В затихшем лесу не верилось в опасность, в жестокость, в страх и ненависть, проникшие в забравшийся на кручи поселок, в то, что человек с карабином мог засесть за любым кустом. Треск ветки впереди вернул к действительности.
— Эй, кто там? — Сосновский повел стволом в сторону ближних деревьев.
Никто не откликнулся.
— Не паникуй, Борис. Он не нападет на двоих.
Шума больше не было. Они благополучно добрались до дому.
Там у дубового стола сидел Кушнарев и рассматривал полупустую бутылку со "Столичной". Четкие, скульптурные черты лица его обмякли и разгладились, загар поблек, седые редкие волосы спутались, обнажив нездоровую кожу.
— Отдай ружье Валерию, Борис. Я посижу пока с Алексеем Фомичом.
Кушнарев исподлобья наблюдал, как Мазин подходит к столу.
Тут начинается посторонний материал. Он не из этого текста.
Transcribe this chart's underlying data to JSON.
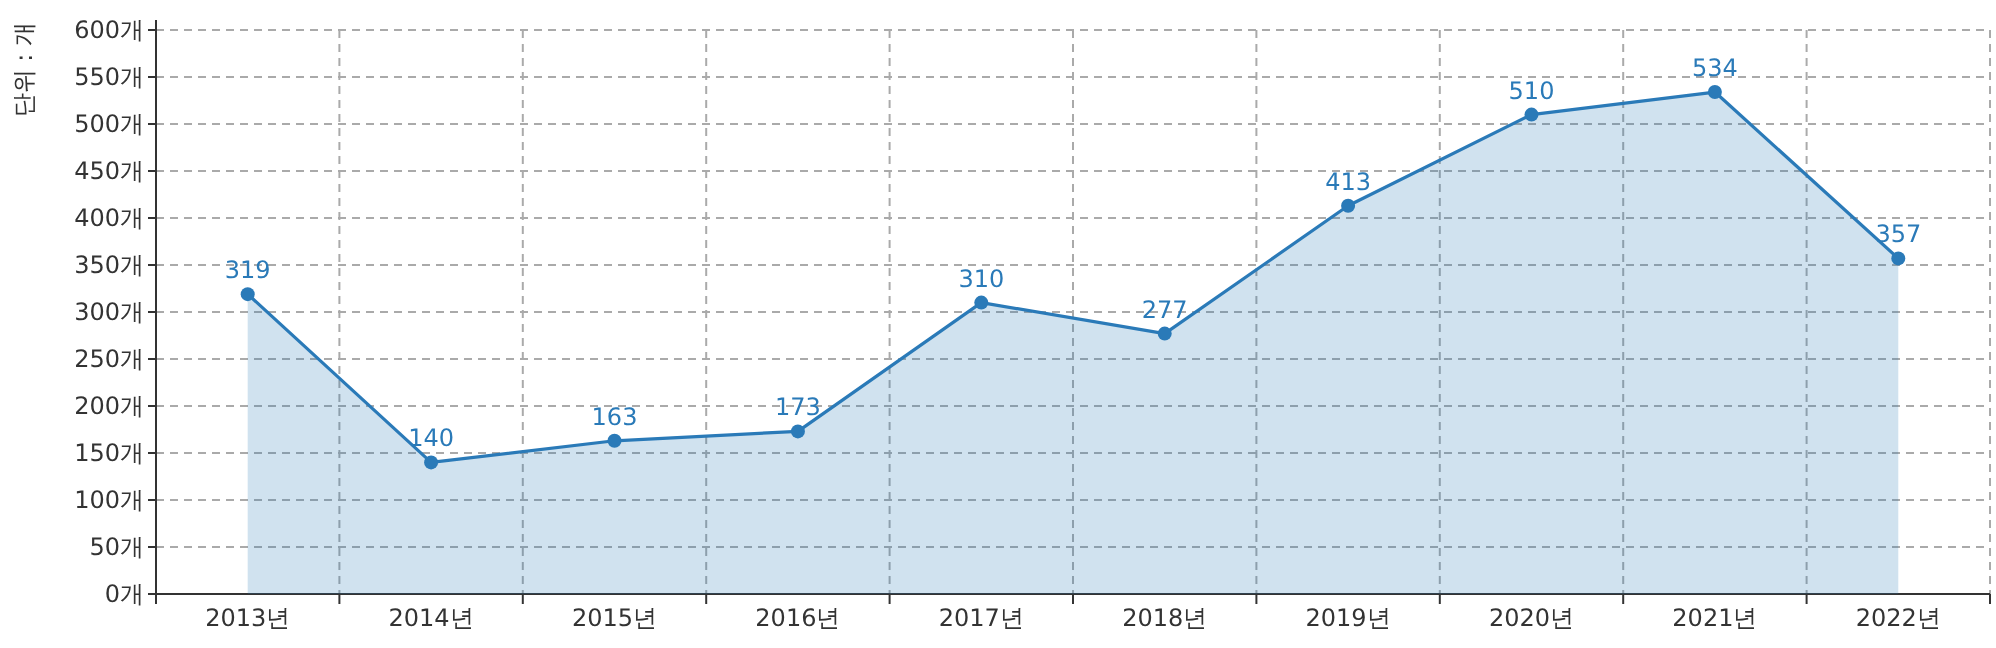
{
  "chart_data": {
    "type": "area",
    "ylabel": "단위 : 개",
    "categories": [
      "2013년",
      "2014년",
      "2015년",
      "2016년",
      "2017년",
      "2018년",
      "2019년",
      "2020년",
      "2021년",
      "2022년"
    ],
    "series": [
      {
        "color": "#2a7ab8",
        "values": [
          319,
          140,
          163,
          173,
          310,
          277,
          413,
          510,
          534,
          357
        ]
      }
    ],
    "ylim": [
      0,
      600
    ],
    "yticks": [
      {
        "value": 0,
        "label": "0개"
      },
      {
        "value": 50,
        "label": "50개"
      },
      {
        "value": 100,
        "label": "100개"
      },
      {
        "value": 150,
        "label": "150개"
      },
      {
        "value": 200,
        "label": "200개"
      },
      {
        "value": 250,
        "label": "250개"
      },
      {
        "value": 300,
        "label": "300개"
      },
      {
        "value": 350,
        "label": "350개"
      },
      {
        "value": 400,
        "label": "400개"
      },
      {
        "value": 450,
        "label": "450개"
      },
      {
        "value": 500,
        "label": "500개"
      },
      {
        "value": 550,
        "label": "550개"
      },
      {
        "value": 600,
        "label": "600개"
      }
    ],
    "grid": true,
    "data_labels": true,
    "marker": "circle"
  }
}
— Не возражаете, Алексей Фомич?
— Я? Возражаю ли я? — переспросил старик медленно, подбирая слова, как делают это пьяные люди, понимая, что они пьяны, и стремясь вести себя нормально, "правильно". — Я не могу возражать, молодой человек, потому что нахожусь в чужом доме и даже бутылка, которую вы видите, мне не принадлежит. Поэтому я оставлю ее вам, потому что мне пора, мне пора домой, а здесь я, судя по всему, больше не нужен. Не требуюсь…
— Как сказать…
— Скажите же. Поясните. Осветите.
— Это не так просто.
— Не просто? Вы сказали не просто? Я не ослышался?! То есть сложно? Ведь раз не просто — значит, сложно?
— Сложно.
— Удивительно! Совершенно не подозревал, не мог предположить, что для вас с вашим другом существуют сложные вопросы! Хотя, хотя ошибался, конечно, потому что вы же ставили опыты, экс–гумировали, простите, экс–периментировали… на людях. Так сказать, неутомимые исследователи! Да что вы, молодой человек, — Кушнарев вдруг обрел твердость речи, — что вы знаете о жизни и смерти?!
— Я не так уж молод, Алексей Фомич. И мне положено кое-что знать.
— Положено? По инструкции?
— Не все инструкции плохи.
— Ну! — Архитектор даже сверкнул желтыми глазами. — По–вашему, мысли можно упрятать в параграфы? Сформулировать высшую мудрость! Свести смысл жизни к уголовному кодексу?
— Иногда и уголовный кодекс помогает осмыслить жизнь. А причины смерти в основном укладываются в рамки медицинского заключения.
Он иронизировал вынужденно, а не для того, чтобы позлить старика. Но тот вскипел всерьез.
— Видимые! Видимые причины! — крикнул Кушнарев с торжеством, и Мазину показалось, что он собирается постучать пальцем ему по лбу. — Видимость вот что ваши бумажки отражают! Фокусы, иллюзии. И вы — фокусник!
— Не могу с вами согласиться. — Игорь Николаевич говорил тоном, каким разъясняют ошибки упрямым, но способным ученикам. — Если удастся установить, кто убил Калугина…
— Кто убил Калугина! Нашли себе кроссворд на досуге? Смотрите! Мозги свихнете. Или шею. — Он запнулся. — Ничего больше не скажу. Не хочу с вами разговаривать.